On 4 July the Lok Sabha passed the Bill, PRS reported
On 12 June 2019, the Union Cabinet approved the Aadhaar and Other Laws (Amendment) Bill, 2019, The Hindu reported. The Bill allows individuals to voluntarily use their Aadhaar number as an ID with banks and telecommunications companies. The Bill will amend the Telegraph Act, 1885 and the Prevention of Money Laundering Act, 2002. It will be introduced into Parliament in its upcoming session, which starts on 17 June.
Approximately 1 year ago, the Supreme Court decided that Aadhaar could neither be linked to bank accounts nor mobile numbers. It held that the manner in which the State had introduced the mandatory linking, violated the fundamental right to privacy.
The Court struck down the mandatory bank linking for violating the right to privacy and Article 300A of the Constitution.

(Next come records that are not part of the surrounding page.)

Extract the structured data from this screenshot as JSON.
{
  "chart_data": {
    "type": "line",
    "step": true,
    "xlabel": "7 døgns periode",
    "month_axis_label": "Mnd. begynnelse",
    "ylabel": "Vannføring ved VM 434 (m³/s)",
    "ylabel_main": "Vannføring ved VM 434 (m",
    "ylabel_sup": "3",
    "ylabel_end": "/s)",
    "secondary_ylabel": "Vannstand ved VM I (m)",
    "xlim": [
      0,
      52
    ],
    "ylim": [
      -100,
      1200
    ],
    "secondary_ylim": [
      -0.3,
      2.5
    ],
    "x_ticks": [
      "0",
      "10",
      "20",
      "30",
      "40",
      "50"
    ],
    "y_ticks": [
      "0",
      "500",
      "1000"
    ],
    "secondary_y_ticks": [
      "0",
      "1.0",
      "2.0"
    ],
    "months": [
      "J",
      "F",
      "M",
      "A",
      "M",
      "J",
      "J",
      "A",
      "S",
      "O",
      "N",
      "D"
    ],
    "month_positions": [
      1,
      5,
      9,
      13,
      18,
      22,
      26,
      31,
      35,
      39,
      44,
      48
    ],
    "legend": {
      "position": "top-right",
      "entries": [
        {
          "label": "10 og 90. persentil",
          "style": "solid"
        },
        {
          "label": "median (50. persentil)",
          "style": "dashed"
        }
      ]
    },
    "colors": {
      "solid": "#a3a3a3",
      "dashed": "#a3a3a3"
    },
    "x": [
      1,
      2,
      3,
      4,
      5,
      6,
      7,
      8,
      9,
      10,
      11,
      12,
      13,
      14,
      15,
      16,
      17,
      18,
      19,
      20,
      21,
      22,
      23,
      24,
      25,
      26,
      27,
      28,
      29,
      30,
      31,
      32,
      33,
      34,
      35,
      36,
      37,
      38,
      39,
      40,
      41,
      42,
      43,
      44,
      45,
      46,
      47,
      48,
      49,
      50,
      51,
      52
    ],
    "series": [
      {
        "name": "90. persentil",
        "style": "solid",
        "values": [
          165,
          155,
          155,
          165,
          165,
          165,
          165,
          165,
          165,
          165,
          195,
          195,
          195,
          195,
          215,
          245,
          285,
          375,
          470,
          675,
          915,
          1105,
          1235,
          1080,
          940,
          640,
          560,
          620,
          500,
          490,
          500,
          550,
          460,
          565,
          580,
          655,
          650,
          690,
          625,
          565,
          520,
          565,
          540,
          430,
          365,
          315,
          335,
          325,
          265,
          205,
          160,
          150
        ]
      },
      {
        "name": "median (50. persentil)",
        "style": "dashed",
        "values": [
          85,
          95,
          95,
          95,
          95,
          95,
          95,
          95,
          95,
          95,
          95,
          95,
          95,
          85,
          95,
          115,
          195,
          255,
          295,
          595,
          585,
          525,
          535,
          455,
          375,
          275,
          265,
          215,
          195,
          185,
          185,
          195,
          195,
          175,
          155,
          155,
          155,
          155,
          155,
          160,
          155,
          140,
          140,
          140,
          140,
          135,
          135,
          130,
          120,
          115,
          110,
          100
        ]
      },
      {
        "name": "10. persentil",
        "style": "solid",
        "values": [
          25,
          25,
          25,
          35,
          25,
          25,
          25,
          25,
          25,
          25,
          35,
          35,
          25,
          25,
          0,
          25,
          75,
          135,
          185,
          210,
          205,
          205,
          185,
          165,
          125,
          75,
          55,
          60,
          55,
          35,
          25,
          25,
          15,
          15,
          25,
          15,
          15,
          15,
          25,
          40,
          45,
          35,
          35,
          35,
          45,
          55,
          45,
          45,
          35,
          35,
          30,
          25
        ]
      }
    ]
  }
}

The State had introduced mandatory bank linking by amending Rule 9 of the Prevention of Money Laundering Rules, 2005. It not only made Aadhaar mandatory for opening new bank accounts, but also for maintaining existing bank accounts. The Court found that this violated the right to privacy as it failed the test of proportionality, laid out in K.S. Puttaswamy 2017. In addition to failing the test of proportionality, the amendment to Rule 9 also violated Article 300A of the Constitution. In requiring linking for pre-existing bank accounts, the amendment deprived individuals of their property, which only legislation (and not rules) can do. Hence, the Court held that the amendment was unconstitutional.
The Court also held that the mandatory mobile linking violated the right to privacy. Further, it decided that the manner in which the mobile linking was introduced lacked backing in law. The State necessitated mobile linking via a Department of Telecommunications circular dated 23 March 2017. The circular required all licensees to reverify existing mobile subscribers through an Aadhaar based e-KYC process. The Court found that the circular was not tied to any legislation. The Court also concluded that mandatory mobile linking failed the test of proportionality, violating the right to privacy.
In its 2019 Bill, the State appears to have addressed the primary objections laid out by the Court. It has made bank and mobile linking voluntary, rather than mandatory. The Court had specifically objected to the linking for infringing upon 'voluntary nature of the scheme' (pg. 522, para 443). By introducing consent, the State appears to have circumvented the privacy violation concern. It remains to be seen whether the Bill will be challenged in court.